Within the past week or so, I’ve been invited to fish in a couple one-fly tournaments. The rules are simple: You (and your team) draw a beat on a river, and you each get to pick one fly for the day. Break it off, and you’re done. Catch the most total inches of fish, and you win. Simple.
I like one-fly competitions because most of them are charity benefits, and the “competition” part takes a back seat to the overall cause and camaraderie. I won a one-fly tournament (in Telluride, years ago, with Andrew Steketee)… and I’ve also finished well back in the pack in others. The beat you draw is key, so, unlike bass tournaments where every competitor has to find their own fish, luck is often the deciding factor. No matter how it turns out, they’re fun.
The most interesting part is deciding on that magic bug. In that Telluride competition, Andrew and I won by fishing #14 Beadhead Breadcrust nymphs (on 3X tippet) in a pocket water stretch of the San Miguel River. Perhaps the most famous one-fly event, the Jackson Hole One Fly, has been won most often in recent years with gaudy terrestrial attractor flies.

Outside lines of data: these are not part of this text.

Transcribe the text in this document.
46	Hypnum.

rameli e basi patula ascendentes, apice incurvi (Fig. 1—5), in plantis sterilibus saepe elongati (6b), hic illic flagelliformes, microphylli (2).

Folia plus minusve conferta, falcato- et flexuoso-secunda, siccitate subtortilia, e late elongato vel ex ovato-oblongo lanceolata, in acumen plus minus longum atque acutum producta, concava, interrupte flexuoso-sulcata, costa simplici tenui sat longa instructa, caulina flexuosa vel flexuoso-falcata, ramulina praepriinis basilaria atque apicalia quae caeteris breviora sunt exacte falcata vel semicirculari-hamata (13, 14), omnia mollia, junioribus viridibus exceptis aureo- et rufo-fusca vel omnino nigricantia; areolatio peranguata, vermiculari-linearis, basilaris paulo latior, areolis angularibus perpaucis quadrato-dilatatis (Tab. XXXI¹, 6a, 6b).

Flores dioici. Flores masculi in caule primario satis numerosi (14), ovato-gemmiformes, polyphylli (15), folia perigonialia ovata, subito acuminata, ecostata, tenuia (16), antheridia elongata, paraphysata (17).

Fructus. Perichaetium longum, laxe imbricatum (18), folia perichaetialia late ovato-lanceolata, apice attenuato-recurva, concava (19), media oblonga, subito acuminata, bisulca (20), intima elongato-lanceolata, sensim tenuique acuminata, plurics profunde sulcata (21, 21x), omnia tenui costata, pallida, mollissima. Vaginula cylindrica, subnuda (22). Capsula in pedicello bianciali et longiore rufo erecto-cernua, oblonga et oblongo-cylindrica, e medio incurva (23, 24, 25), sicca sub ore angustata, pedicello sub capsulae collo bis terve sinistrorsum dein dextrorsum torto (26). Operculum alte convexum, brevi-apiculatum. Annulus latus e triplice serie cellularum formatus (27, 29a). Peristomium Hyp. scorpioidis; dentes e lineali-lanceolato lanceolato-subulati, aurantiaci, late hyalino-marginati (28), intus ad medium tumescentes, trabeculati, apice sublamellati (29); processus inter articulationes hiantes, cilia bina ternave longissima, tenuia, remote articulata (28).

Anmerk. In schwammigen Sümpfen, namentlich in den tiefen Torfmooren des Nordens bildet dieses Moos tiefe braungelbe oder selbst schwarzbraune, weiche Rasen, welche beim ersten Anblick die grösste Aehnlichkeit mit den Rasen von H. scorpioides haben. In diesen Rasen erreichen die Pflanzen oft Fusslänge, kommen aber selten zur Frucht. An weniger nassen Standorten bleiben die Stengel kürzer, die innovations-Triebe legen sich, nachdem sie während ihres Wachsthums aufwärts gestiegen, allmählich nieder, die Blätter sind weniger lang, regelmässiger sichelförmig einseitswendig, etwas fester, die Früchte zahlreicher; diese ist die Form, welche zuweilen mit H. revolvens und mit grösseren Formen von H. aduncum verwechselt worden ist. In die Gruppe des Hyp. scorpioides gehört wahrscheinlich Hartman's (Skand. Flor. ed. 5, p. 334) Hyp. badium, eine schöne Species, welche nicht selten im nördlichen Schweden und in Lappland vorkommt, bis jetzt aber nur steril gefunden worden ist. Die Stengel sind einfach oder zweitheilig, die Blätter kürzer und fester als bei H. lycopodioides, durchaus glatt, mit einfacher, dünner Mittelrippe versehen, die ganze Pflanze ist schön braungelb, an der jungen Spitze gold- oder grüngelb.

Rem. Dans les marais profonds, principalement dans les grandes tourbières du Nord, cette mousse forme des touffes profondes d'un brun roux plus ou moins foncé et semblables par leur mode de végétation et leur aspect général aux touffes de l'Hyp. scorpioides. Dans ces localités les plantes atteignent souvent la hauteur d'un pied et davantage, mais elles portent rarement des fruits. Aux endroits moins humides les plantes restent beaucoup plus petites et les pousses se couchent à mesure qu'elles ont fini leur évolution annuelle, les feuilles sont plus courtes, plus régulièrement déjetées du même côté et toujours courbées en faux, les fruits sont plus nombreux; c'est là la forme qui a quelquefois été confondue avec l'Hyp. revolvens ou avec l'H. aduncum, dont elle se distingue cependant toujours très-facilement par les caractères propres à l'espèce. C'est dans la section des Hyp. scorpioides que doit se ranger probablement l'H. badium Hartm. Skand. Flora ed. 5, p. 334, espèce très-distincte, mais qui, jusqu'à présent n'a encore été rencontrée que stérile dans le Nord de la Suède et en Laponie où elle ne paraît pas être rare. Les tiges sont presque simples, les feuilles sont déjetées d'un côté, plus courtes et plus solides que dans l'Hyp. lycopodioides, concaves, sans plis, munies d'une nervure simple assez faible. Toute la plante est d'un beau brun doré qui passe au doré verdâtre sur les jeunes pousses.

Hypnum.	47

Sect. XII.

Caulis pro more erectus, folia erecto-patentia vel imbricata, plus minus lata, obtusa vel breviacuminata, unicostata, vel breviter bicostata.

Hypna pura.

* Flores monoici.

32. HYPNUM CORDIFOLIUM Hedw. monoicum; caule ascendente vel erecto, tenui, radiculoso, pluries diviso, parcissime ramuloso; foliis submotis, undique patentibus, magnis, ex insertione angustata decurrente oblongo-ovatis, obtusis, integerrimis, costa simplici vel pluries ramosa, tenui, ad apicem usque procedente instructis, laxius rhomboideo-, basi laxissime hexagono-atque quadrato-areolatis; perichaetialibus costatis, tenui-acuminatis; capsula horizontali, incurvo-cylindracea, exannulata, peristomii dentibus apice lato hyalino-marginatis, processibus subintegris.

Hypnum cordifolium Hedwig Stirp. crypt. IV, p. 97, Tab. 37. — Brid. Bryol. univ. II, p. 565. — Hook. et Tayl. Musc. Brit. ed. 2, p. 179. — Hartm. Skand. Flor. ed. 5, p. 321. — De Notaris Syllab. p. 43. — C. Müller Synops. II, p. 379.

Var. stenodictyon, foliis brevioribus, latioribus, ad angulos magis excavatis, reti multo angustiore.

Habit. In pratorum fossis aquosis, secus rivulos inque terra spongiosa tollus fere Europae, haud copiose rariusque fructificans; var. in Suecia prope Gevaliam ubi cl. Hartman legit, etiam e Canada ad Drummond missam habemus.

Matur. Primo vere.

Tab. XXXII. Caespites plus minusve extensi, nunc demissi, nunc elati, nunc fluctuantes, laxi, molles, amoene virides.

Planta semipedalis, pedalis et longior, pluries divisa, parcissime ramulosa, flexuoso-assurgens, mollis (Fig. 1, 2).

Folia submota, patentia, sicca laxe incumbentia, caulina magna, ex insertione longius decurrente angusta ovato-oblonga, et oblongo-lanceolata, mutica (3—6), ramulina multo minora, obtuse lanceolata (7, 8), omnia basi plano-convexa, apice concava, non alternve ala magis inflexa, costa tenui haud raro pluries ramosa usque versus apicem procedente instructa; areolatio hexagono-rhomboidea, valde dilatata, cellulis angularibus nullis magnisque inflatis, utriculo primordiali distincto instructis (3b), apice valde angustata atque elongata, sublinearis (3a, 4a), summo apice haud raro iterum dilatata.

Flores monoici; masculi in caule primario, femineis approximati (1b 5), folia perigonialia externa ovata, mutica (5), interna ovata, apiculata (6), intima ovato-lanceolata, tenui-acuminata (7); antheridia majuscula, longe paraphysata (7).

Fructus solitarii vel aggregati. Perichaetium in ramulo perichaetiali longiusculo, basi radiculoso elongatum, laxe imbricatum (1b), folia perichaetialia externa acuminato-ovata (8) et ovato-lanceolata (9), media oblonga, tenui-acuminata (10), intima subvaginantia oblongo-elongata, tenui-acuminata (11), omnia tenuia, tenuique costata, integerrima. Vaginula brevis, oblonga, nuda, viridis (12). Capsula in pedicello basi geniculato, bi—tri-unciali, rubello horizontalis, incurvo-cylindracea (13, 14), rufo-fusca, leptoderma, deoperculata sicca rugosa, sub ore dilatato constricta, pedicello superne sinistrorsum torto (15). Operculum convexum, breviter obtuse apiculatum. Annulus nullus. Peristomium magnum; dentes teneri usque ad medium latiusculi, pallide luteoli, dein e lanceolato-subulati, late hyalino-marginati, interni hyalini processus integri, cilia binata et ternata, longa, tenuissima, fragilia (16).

Of course, factors like water clarity, the season, and the prevailing hatches (or lack thereof) factor huge in fly selection. Then you have to decide if you’re after volume (you want to catch many smaller fish for total inches), or if you want to load up and chase big trout. No doubt, big flies attract big fish.
The more I fish streamers, the more I think that’s the safest bet. Next time out, I think I’ll go with an Autumn Splendor, with bright rubber legs, and hope I can turn some big browns off the bank. Despite its name, the Autumn Splendor seems to work wonders in all seasons, and in most water conditions. The key is to fish it tight to banks, through deep runs, and make it behave erratically, mixing fast twitches with slow, deliberate retrieves, depending on how fast the water is flowing. Think that’s a good call?
If you were to fish your own personal one-fly this weekend, what would your bug be… and why?